0x19 1 Destination code 0x00 = Japan; 0x01 = North America; 0x02 = Europe; etc.
0x1A 1 Old licensee (Pre-1996) publisher code
0x1B 1 Mask ROM version Usually 0x00
0x1C 2 Inverted checksum The 16-bit complement of the global checksum
0x1E 2 Checksum A 16-bit sum of all bytes in the ROM (modulo 16 bits)

Walk through each field. Write down values.

Step 5: SMC header check (5 minutes)

Some SNES dumps have an extra 512-byte SMC header prefix before the actual ROM content. This is a copier-tool artifact, not part of the game. If your ROM file size is exactly 512 bytes larger than a power-of-2 (e.g., 4 MB + 512 bytes), you might have an SMC header.

To check: open your ROM in your hex editor. Look at the first 16 bytes. If they look like 16 zero bytes or have an obvious "header-y" structure, you have an SMC header.
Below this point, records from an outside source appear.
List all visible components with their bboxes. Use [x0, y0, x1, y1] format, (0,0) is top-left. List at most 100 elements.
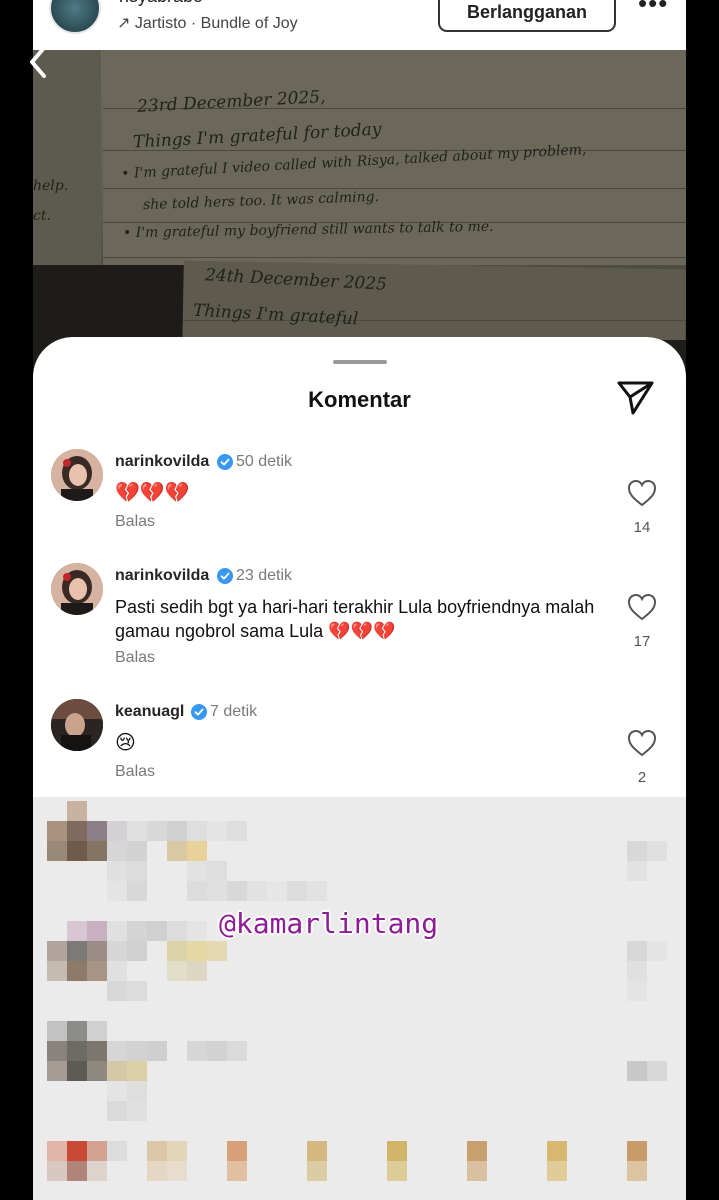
pixel-block [627, 981, 647, 1001]
verified-badge-icon [217, 454, 233, 470]
pixel-block [127, 1081, 147, 1101]
dark-corner [33, 265, 193, 340]
share-button[interactable] [616, 379, 656, 417]
comment-username[interactable]: narinkovilda [115, 567, 209, 585]
pixel-block [107, 961, 127, 981]
pixel-block [187, 921, 207, 941]
pixel-block [307, 1141, 327, 1161]
pixel-block [227, 1161, 247, 1181]
reply-button[interactable]: Balas [115, 513, 155, 531]
more-horizontal-icon[interactable]: ••• [638, 0, 668, 19]
pixel-block [167, 941, 187, 961]
pixel-block [127, 841, 147, 861]
pixel-block [647, 841, 667, 861]
reel-screen: risyabrabo ↗ Jartisto · Bundle of Joy Be… [0, 0, 719, 1200]
pixel-block [167, 1161, 187, 1181]
pixel-block [207, 941, 227, 961]
pixel-block [107, 1041, 127, 1061]
verified-badge-icon [191, 704, 207, 720]
pixel-block [627, 841, 647, 861]
comment-item: narinkovilda 23 detik Pasti sedih bgt ya… [33, 563, 686, 673]
music-info[interactable]: ↗ Jartisto · Bundle of Joy [117, 13, 298, 33]
avatar[interactable] [51, 449, 103, 501]
comment-username[interactable]: narinkovilda [115, 453, 209, 471]
pixel-block [67, 841, 87, 861]
comment-text: Pasti sedih bgt ya hari-hari terakhir Lu… [115, 597, 595, 641]
pixel-block [187, 941, 207, 961]
pixel-block [87, 1061, 107, 1081]
like-button[interactable] [627, 479, 657, 507]
pixel-block [67, 1021, 87, 1041]
pixel-block [627, 1141, 647, 1161]
heart-icon [627, 729, 657, 757]
pixel-block [127, 881, 147, 901]
comment-item: narinkovilda 50 detik 💔💔💔 Balas 14 [33, 449, 686, 549]
pixel-block [147, 1161, 167, 1181]
pixel-block [307, 881, 327, 901]
like-button[interactable] [627, 729, 657, 757]
reply-button[interactable]: Balas [115, 649, 155, 667]
pixel-block [187, 861, 207, 881]
pixel-block [387, 1141, 407, 1161]
back-button[interactable] [24, 42, 58, 82]
author-username[interactable]: risyabrabo [119, 0, 203, 7]
pixel-block [107, 841, 127, 861]
margin-word: help. [33, 178, 69, 194]
notebook-photo: help. ct. 23rd December 2025, Things I'm… [33, 50, 686, 340]
subscribe-button[interactable]: Berlangganan [438, 0, 616, 32]
avatar[interactable] [51, 563, 103, 615]
pixel-block [107, 821, 127, 841]
pixel-block [67, 921, 87, 941]
comment-time: 7 detik [210, 703, 258, 720]
pixel-block [87, 961, 107, 981]
pixel-block [67, 821, 87, 841]
pixel-block [107, 921, 127, 941]
pixel-block [47, 941, 67, 961]
pixel-block [627, 941, 647, 961]
comment-username[interactable]: keanuagl [115, 703, 184, 721]
pixel-block [47, 1021, 67, 1041]
pixel-block [187, 881, 207, 901]
send-icon [617, 381, 654, 415]
pixel-block [147, 921, 167, 941]
pixel-block [107, 1081, 127, 1101]
pixel-block [127, 981, 147, 1001]
heart-icon [627, 479, 657, 507]
pixel-block [187, 961, 207, 981]
like-count: 14 [633, 519, 651, 536]
comments-sheet[interactable]: Komentar narinkovilda 50 detik 💔💔💔 Balas… [33, 337, 686, 1200]
pixel-block [467, 1141, 487, 1161]
pixel-block [67, 1041, 87, 1061]
pixel-block [107, 1141, 127, 1161]
pixel-block [127, 1101, 147, 1121]
pixel-block [127, 921, 147, 941]
pixel-block [227, 821, 247, 841]
author-avatar[interactable] [49, 0, 101, 34]
avatar-photo [51, 699, 103, 751]
pixel-block [627, 961, 647, 981]
pixel-block [167, 841, 187, 861]
pixel-block [127, 1061, 147, 1081]
pixel-block [167, 961, 187, 981]
pixel-block [167, 821, 187, 841]
chevron-left-icon [30, 46, 46, 78]
left-page [33, 50, 101, 265]
pixel-block [227, 881, 247, 901]
pixel-block [47, 841, 67, 861]
reply-button[interactable]: Balas [115, 763, 155, 781]
pixel-block [127, 941, 147, 961]
pixel-block [107, 861, 127, 881]
pixelated-comments [33, 797, 686, 1200]
pixel-block [627, 1061, 647, 1081]
drag-handle[interactable] [333, 360, 387, 364]
pixel-block [87, 1041, 107, 1061]
pixel-block [67, 1141, 87, 1161]
pixel-block [107, 881, 127, 901]
like-button[interactable] [627, 593, 657, 621]
pixel-block [207, 881, 227, 901]
pixel-block [307, 1161, 327, 1181]
pixel-block [47, 821, 67, 841]
avatar[interactable] [51, 699, 103, 751]
pixel-block [127, 821, 147, 841]
pixel-block [187, 821, 207, 841]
In that case, your offset calculations from step 4 need to be shifted by +512 (so LoROM is at 0x7FB0 + 0x200 = 0x81B0).

Most modern SNES homebrew releases do NOT have SMC headers. If your byte at 0x7FD5 or 0xFFD5 matches an expected map-mode value, you do not have an SMC header.

Step 6: Journal (10 minutes)

Open ~/spk-101/journal/lab-5-2-notes.md. Write:

  • The ROM you used (title, source)
  • LoROM or HiROM (and how you determined it)
  • Each header field's value
  • A reflection: the SNES designers gave themselves TWO header locations. Why? What is the engineering trade-off they were making?

Expected output

  • SNES homebrew ROM bootable in bsnes-plus
  • Confirmed LoROM or HiROM
  • Decoded SNES header (all 10 main fields)
  • Journal entry

Common pitfalls

  • Picking the wrong header location: if the bytes at 0x7FD5 and 0xFFD5 BOTH look plausible, decode both and see which one makes sense (e.g., which one has a readable title)
  • SMC header throwing off offsets: see step 5
  • Mistaking RAM size for ROM size: bytes 0x17 and 0x18 of the header are both sizes; one is ROM, one is RAM. Do not confuse them
  • bsnes-plus doesn't load some old SNES ROMs cleanly: try a different SNES homebrew. Modern homebrew is well-tested; older dumps sometimes have format issues

Stretch (optional)

  • Find both a LoROM and a HiROM example in your collection. Compare the headers
  • Modify the ASCII title byte. Stay within 21 characters. Reload in bsnes-plus. See if the title appears anywhere in the game's display
  • Read the SNES technical reference at https://wiki.superfamicom.org/internal-rom-header for the full header field list, including the interrupt vectors at 0x1F-0x2F

Lab 5.2 v0.1. The complete tour: NES → Game Boy → SNES. Same skills; three different chips.